George Burns, chief executive of Eldorado Gold Corp., which operates a mine in Quebec, said his company was forced to put its mine on care and maintenance for about three weeks. But there was a lot of dialogue with provincial authorities and industry groups about reopening mines in the area again, and many companies plan to rely exclusively on their local workforce at least initially.
“I think all that constructive dialogue resulted in the decision to allow the mines to restart,” said Burns. “As an industry, we did a really good job of sharing safety practices.”
His company, like many others, is using thermal cameras to check temperatures of workers when they arrive, and has a questionnaire to screen out potential infected individuals.
Still, there have been objections to the restart of mining in Quebec.
Ghislain Picard, chief of the Assembly of First Nations Quebec and Labrador, said the restart feels “too soon,” and he would like to have seen the infection curve flatten more.
Picard said several dozen Indigenous communities have shut down access to outsiders in an effort to keep the virus out, but mines where workforces are being flown in pose new threats.
He noted there’s a variety of opinions in most communities about how long current lockdown conditions need to last.
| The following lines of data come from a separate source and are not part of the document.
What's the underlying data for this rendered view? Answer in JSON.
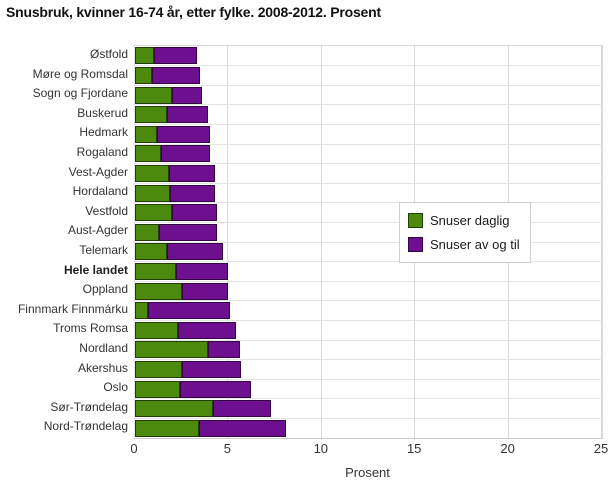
{
  "title": "Snusbruk, kvinner 16-74 år, etter fylke. 2008-2012. Prosent",
  "chart_data": {
    "type": "bar",
    "orientation": "horizontal",
    "stacked": true,
    "title": "Snusbruk, kvinner 16-74 år, etter fylke. 2008-2012. Prosent",
    "xlabel": "Prosent",
    "ylabel": "",
    "xlim": [
      0,
      25
    ],
    "xticks": [
      0,
      5,
      10,
      15,
      20,
      25
    ],
    "grid": true,
    "legend_position": "center-right-overlay",
    "emphasized_category": "Hele landet",
    "categories": [
      "Østfold",
      "Møre og Romsdal",
      "Sogn og Fjordane",
      "Buskerud",
      "Hedmark",
      "Rogaland",
      "Vest-Agder",
      "Hordaland",
      "Vestfold",
      "Aust-Agder",
      "Telemark",
      "Hele landet",
      "Oppland",
      "Finnmark Finnmárku",
      "Troms Romsa",
      "Nordland",
      "Akershus",
      "Oslo",
      "Sør-Trøndelag",
      "Nord-Trøndelag"
    ],
    "series": [
      {
        "name": "Snuser daglig",
        "color": "#4c8a0e",
        "values": [
          1.0,
          0.9,
          2.0,
          1.7,
          1.2,
          1.4,
          1.8,
          1.9,
          2.0,
          1.3,
          1.7,
          2.2,
          2.5,
          0.7,
          2.3,
          3.9,
          2.5,
          2.4,
          4.2,
          3.4
        ]
      },
      {
        "name": "Snuser av og til",
        "color": "#6e0f90",
        "values": [
          2.3,
          2.6,
          1.6,
          2.2,
          2.8,
          2.6,
          2.5,
          2.4,
          2.4,
          3.1,
          3.0,
          2.8,
          2.5,
          4.4,
          3.1,
          1.7,
          3.2,
          3.8,
          3.1,
          4.7
        ]
      }
    ]
  },
  "colors": {
    "daily": "#4c8a0e",
    "occasional": "#6e0f90",
    "grid": "#d8d8d8",
    "text": "#333333"
  }
}
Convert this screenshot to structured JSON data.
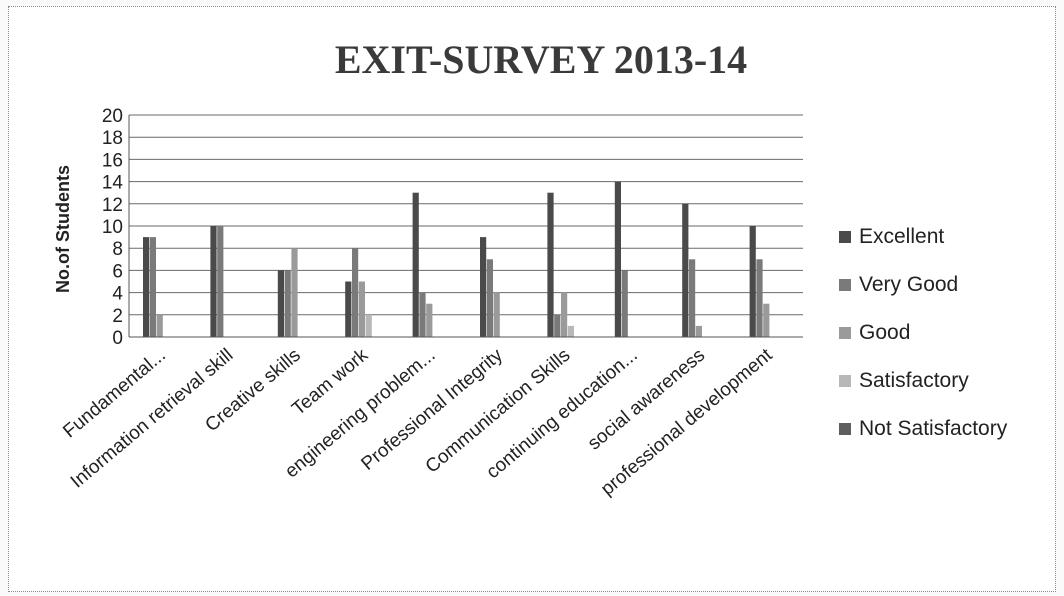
{
  "chart_data": {
    "type": "bar",
    "title": "EXIT-SURVEY 2013-14",
    "xlabel": "",
    "ylabel": "No.of Students",
    "ylim": [
      0,
      20
    ],
    "yticks": [
      "0",
      "2",
      "4",
      "6",
      "8",
      "10",
      "12",
      "14",
      "16",
      "18",
      "20"
    ],
    "grid": true,
    "legend_position": "right",
    "categories": [
      "Fundamental...",
      "Information retrieval skill",
      "Creative skills",
      "Team work",
      "engineering problem...",
      "Professional Integrity",
      "Communication Skills",
      "continuing education...",
      "social awareness",
      "professional development"
    ],
    "series": [
      {
        "name": "Excellent",
        "color": "#4a4a4a",
        "values": [
          9,
          10,
          6,
          5,
          13,
          9,
          13,
          14,
          12,
          10
        ]
      },
      {
        "name": "Very Good",
        "color": "#7a7a7a",
        "values": [
          9,
          10,
          6,
          8,
          4,
          7,
          2,
          6,
          7,
          7
        ]
      },
      {
        "name": "Good",
        "color": "#9a9a9a",
        "values": [
          2,
          0,
          8,
          5,
          3,
          4,
          4,
          0,
          1,
          3
        ]
      },
      {
        "name": "Satisfactory",
        "color": "#b8b8b8",
        "values": [
          0,
          0,
          0,
          2,
          0,
          0,
          1,
          0,
          0,
          0
        ]
      },
      {
        "name": "Not Satisfactory",
        "color": "#5e5e5e",
        "values": [
          0,
          0,
          0,
          0,
          0,
          0,
          0,
          0,
          0,
          0
        ]
      }
    ]
  }
}
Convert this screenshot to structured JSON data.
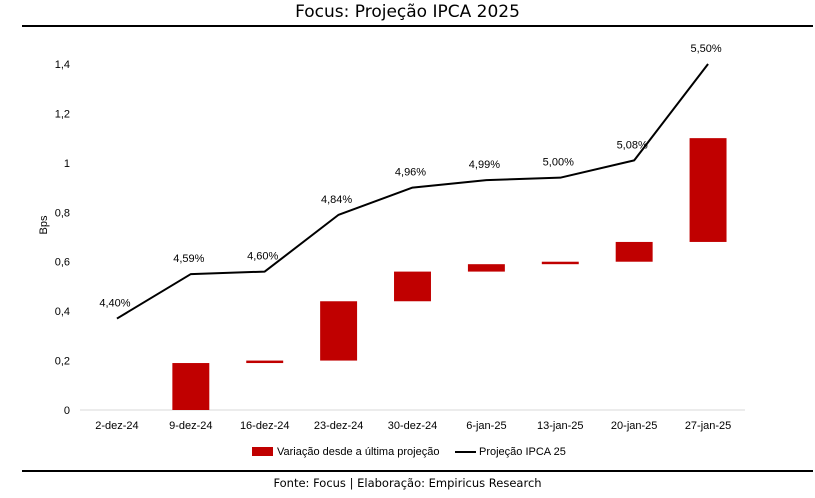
{
  "header": {
    "title": "Focus: Projeção IPCA 2025"
  },
  "footer": {
    "source": "Fonte: Focus | Elaboração: Empiricus Research"
  },
  "chart_data": {
    "type": "bar",
    "subtype": "waterfall-with-line",
    "ylabel": "Bps",
    "ylim": [
      0,
      1.4
    ],
    "yticks": [
      "0",
      "0,2",
      "0,4",
      "0,6",
      "0,8",
      "1",
      "1,2",
      "1,4"
    ],
    "ytick_values": [
      0,
      0.2,
      0.4,
      0.6,
      0.8,
      1.0,
      1.2,
      1.4
    ],
    "categories": [
      "2-dez-24",
      "9-dez-24",
      "16-dez-24",
      "23-dez-24",
      "30-dez-24",
      "6-jan-25",
      "13-jan-25",
      "20-jan-25",
      "27-jan-25"
    ],
    "grid": false,
    "legend_position": "bottom",
    "series": [
      {
        "name": "Variação desde a última projeção",
        "kind": "floating-bar",
        "color": "#c00000",
        "bars": [
          null,
          {
            "low": 0.0,
            "high": 0.19
          },
          {
            "low": 0.19,
            "high": 0.2
          },
          {
            "low": 0.2,
            "high": 0.44
          },
          {
            "low": 0.44,
            "high": 0.56
          },
          {
            "low": 0.56,
            "high": 0.59
          },
          {
            "low": 0.59,
            "high": 0.6
          },
          {
            "low": 0.6,
            "high": 0.68
          },
          {
            "low": 0.68,
            "high": 1.1
          }
        ]
      },
      {
        "name": "Projeção IPCA 25",
        "kind": "line",
        "color": "#000000",
        "values": [
          0.37,
          0.55,
          0.56,
          0.79,
          0.9,
          0.93,
          0.94,
          1.01,
          1.4
        ],
        "labels": [
          "4,40%",
          "4,59%",
          "4,60%",
          "4,84%",
          "4,96%",
          "4,99%",
          "5,00%",
          "5,08%",
          "5,50%"
        ]
      }
    ]
  }
}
Many Indigenous leaders feel torn between the responsibility to protect the most vulnerable members of their community, and pressure to help out single parents or others for whom the lockdown has been extremely trying.
“It’s been difficult,” Picard said, “There’s a lot of pressure on the leaders to convince everyone that this is the only way to stop the spread of COVID-19.”
Still, most mining executives agree with him on one thing: It’s not clear how or when conditions will ease.
Across the country, situations vary widely. Some mines are located in remote camps where shifts last days, while others rely on workers that return to their homes each night.
Tony Makuch, chief executive of Kirkland Lake Gold Inc., which operates mines near the Quebec-Ontario border, said the restrictions on interprovincial travel have reduced the available workforce. As a result, the company is still mining gold, but it has had to postpone major operations, including the sinking of a new shaft at its Macassa mine.
The company is staggering shifts, so it can send more people underground without crowding everyone into confined spaces, particularly the elevator on the way down, he said.
Meanwhile, its remote camp, Detour, has been operating at around 70 per cent capacity even though the number of people has been reduced from around 1,100 pre-pandemic to just about 300. Makuch said some employees have elected to stay at the remote camp for a month, taking a few days off but deciding it was safer there than heading back home.
The company also operates a mine in Australia, and Makuch questioned whether he would be able to travel there as much as in the past.
“Am I going to fly to Australia six times a year? Probably not,” he said.
Barrick Gold Corp.’s chief executive Mark Bristow said his past experience dealing with outbreaks in Africa of Ebola, tuberculosis and malaria helped him prepare for the current pandemic. The company also has been purchasing protective equipment, and antibody testing kits.
“I think we’re only partway through it,” said Bristow, “It’s a long haul.”
Still, he said the company has been managing ably, and is “within range” of the guidance it issued at the start of the year in terms of its production and costs.
Wesdome Gold Mines Ltd. operates a mining camp in Wawa, Ont., which remains open, but its advanced exploration project near Val D’Or remains closed and could reopen in May, said chief executive Duncan Middlemiss.
So far there haven’t been COVID-19 outbreaks within the company, but it’s been confusing as infected people may be asymptomatic but still contagious.
“We’re always worried about the second wave,” said Middlemiss. “We were talking today, you know when will we get back to normal? I’m sure we will, but I’m just not sure when.”